É claro que não me refiro a todas as neuroses e traumas que são casos genuínos e suficientes para se buscar ajuda profissional, mas ao narcisismo que vem sendo fomentado em todos os lugares, da mídia à educação, e que tem dado ferramentas para uma geração de pessoas que acham que, quando ajudadas, inclusive por Deus, este não tem mais do que a obrigação de fazê-lo!

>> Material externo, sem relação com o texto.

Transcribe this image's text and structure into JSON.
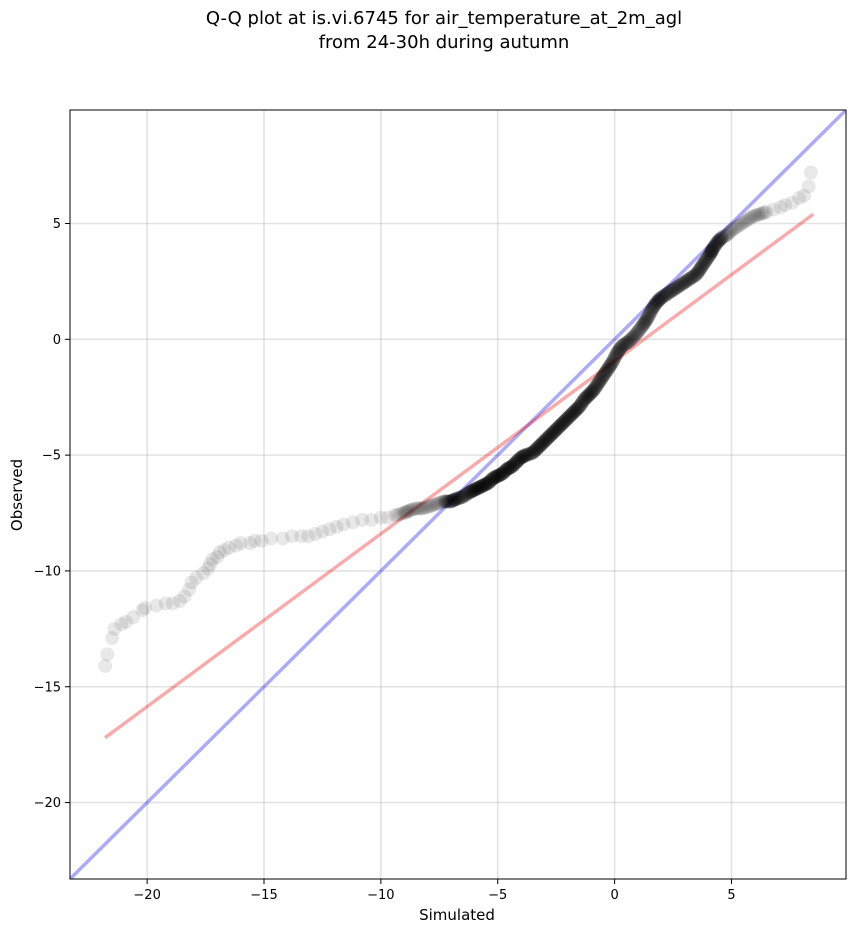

No meio evangelical, tínhamos aqueles tipos transloucados que ensinavam a “por Deus contra a parede” para que Ele pudesse abençoar o indivíduo. Esta demência não é fé, de qualquer tipo, senão uma neurose narcisista, que inverte miseravelmente os papeis de servo-Senhor que temos entre nós e Deus. Não é à toa que uma das características mais marcantes dos últimos tempos, segundo o Ap. Paulo, é que os homens seriam “amantes de si mesmo” (2 Tm. 3:1, no grego é filautos).
É esta característica, o egoísmo, que melhor explica a ausência de corações gratos em nosso meio; mas em cujo seio sobram pedintes, ávidos em ter, em receber, doídos com o mundo que não lhes dá de bandeja – posto que o mundo nunca deu nada a ninguém de bandeja -, e cheios de remorso com Deus, pois em suas mentes, é a obrigação de Deus de prover-lhes, não o que precisam, mas o que querem!!
Agindo assim, não vemos e jamais veremos as bênçãos de Deus. Não que tenham cessado, pois não cessaram. Não cessaram os milagres divinos, o cuidado, os dons, as maravilhas, os livramentos; não cessaram o bom conselho, a proteção, o pastoreio divino, o fruto do Espírito, as promessas, a bênção ou a vida de Deus em nós! Nada disso cessou.
O que tem sido cada vez mais escasso é o coração humilde e contrito, não egoísta, consciente, vivo, agradecido. Creio que esta questão passa, necessariamente, pela sabedoria. O sábio, o que realmente investiga, não louva outra coisa além do Criador (Sl. 10, 103:1-3), e como vivemos em uma era de escassez total de corações sábios, não é de admirar que vejamos cada vez menos corações gratos.
Repito: Deus não cessou nenhum de seus milagres. O que tem cessado de modo alarmante é a nossa capacidade de percebê-los, compreendê-los e, por eles, darmos glória a Deus. De coração.